When microplastics show up in our headlines as potentially infiltrating every nook and cranny of our biology and making us unwell, we click and share because a lot of plastic use violates our intuition about beauty, place, permanence, sacrament, and so we seek to punish it and ourselves. A plastic headboard made to look like local wood in a hotel room is deemed “unclean” to our collective body and rejected like old implants. Even if the science on that turns out to be iffy, the intuition is true. It is just a mismatch of meaning layers. We have trouble communicating on the meaning layer that I’m describing, so in lieu of that, we want the meaning layer of materialism to continue to conform to our intuitions even if it turns out it doesn’t quite.
It always seems to affect our genitals, doesn’t it? Disposable and hideous objects all happen to destroy our ability to create the future? hm… We’re not willing to pay for the more expensive and permanent things and therefore invest in the future, so that shortsightedness manifests in us as psychic, reproductive, and physical illnesses.
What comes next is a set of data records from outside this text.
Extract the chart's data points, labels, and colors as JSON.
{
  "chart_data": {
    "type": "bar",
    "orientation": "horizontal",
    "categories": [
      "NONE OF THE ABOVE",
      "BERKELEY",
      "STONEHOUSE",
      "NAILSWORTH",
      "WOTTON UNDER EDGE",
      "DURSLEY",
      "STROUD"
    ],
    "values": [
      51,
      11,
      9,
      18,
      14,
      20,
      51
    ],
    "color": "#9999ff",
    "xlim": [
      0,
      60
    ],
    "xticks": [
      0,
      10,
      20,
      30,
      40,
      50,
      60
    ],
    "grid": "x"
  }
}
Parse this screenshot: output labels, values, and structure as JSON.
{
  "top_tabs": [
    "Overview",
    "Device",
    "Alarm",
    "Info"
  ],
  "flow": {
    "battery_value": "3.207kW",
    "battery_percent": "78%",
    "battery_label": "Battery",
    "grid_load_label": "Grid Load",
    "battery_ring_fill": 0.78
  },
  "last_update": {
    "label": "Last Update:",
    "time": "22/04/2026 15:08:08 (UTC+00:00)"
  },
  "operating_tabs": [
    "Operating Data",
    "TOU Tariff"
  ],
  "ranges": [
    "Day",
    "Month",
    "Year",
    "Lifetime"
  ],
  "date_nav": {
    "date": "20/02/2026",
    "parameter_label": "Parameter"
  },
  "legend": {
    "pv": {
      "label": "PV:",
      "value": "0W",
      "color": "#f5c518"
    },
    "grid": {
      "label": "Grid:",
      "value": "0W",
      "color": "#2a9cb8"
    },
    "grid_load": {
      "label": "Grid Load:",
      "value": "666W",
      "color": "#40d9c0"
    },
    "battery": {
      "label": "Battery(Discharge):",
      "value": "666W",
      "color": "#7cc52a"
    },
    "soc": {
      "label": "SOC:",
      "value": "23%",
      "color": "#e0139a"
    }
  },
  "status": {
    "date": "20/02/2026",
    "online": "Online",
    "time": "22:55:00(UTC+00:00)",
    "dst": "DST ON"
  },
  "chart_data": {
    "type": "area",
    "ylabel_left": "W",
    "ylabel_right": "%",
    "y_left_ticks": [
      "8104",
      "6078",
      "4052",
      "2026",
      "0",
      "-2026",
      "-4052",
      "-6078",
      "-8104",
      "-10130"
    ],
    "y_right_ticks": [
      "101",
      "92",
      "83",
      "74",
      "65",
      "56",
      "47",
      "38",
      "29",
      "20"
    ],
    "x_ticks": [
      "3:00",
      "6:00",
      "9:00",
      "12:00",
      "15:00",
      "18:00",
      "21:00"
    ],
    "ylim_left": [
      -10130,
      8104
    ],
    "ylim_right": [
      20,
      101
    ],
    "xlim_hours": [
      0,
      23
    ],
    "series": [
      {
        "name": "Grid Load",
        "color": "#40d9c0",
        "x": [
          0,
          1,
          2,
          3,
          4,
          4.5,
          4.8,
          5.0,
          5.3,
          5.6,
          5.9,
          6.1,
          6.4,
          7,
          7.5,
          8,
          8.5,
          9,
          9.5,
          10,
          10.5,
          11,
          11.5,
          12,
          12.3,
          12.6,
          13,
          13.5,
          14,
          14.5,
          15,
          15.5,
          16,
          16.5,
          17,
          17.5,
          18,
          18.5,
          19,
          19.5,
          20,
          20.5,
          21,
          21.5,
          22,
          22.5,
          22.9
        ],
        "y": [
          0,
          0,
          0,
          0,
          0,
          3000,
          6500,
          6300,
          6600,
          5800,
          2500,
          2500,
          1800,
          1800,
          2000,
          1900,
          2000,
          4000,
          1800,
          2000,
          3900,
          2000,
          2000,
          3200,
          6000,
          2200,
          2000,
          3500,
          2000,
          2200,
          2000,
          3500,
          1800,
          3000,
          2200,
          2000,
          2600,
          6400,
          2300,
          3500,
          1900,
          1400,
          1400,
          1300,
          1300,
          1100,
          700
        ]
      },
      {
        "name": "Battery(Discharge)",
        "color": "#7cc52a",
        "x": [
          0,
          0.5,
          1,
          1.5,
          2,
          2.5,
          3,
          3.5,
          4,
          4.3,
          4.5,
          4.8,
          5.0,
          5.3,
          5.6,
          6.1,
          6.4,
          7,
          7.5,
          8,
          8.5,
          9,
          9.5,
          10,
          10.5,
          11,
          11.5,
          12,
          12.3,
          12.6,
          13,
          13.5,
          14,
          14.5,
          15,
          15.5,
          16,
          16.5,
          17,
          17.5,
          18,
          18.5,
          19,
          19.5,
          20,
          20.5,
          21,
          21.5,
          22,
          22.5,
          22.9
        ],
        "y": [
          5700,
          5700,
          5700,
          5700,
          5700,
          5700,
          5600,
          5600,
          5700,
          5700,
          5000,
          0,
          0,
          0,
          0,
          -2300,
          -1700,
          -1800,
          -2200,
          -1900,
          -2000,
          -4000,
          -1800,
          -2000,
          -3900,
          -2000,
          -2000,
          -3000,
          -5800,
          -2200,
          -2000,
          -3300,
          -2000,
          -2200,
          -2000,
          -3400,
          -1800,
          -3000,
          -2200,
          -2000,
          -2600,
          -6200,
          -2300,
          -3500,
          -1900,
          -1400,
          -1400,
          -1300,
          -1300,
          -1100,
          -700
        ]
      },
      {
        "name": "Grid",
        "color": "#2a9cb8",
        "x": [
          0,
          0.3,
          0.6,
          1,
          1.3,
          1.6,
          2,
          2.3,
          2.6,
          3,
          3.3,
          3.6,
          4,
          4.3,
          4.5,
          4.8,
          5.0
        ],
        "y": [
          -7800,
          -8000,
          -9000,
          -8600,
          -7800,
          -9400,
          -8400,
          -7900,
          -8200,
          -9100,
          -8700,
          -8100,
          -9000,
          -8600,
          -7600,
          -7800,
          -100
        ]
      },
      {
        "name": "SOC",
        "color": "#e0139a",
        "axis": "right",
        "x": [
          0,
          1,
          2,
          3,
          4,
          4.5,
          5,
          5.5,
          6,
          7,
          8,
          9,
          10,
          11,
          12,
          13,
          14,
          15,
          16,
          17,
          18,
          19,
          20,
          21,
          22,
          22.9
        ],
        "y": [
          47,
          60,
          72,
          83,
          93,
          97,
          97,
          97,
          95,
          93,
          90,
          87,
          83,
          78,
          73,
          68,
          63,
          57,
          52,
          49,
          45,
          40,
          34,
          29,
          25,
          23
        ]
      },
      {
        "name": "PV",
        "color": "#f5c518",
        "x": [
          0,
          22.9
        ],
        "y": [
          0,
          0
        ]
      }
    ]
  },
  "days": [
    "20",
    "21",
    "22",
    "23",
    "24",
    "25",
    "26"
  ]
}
The sort of illness tends to be revealingly symbolic. In response, we unconsciously and only half-heartedly attempt to encode that modern Leviticus because we don’t believe in the project of Leviticus as moderns. But we actually crave holy, blessed, and sacramental objects and rituals. We should allow ourselves to hate plastic just because it’s disgusting and not because science gives us a rationalization for what we already know is true about it.
The best thing that we can do is really not worry about plastic on the material level. Worry about beauty, plastic or not. Be grateful for IV tubes and PVC and be disgusted by lead painted plastic toys because you already are. If you make your life ugly and self-centered to avoid consuming microplastics, those cursed midichlorians, you inadvertently do their job for them, which is to make you sexless, lonely, and sick.



Fascinating... somehow this wasn't blasted as front-page news everywhere?
This is an EXCELLENT piece: thank you for all the layers you address with the kind of aplomb that instills confidence in the reader to listen to their own intuition—not fear—and live in pursuit of beauty rather than anxiety or reactivity to the ugly.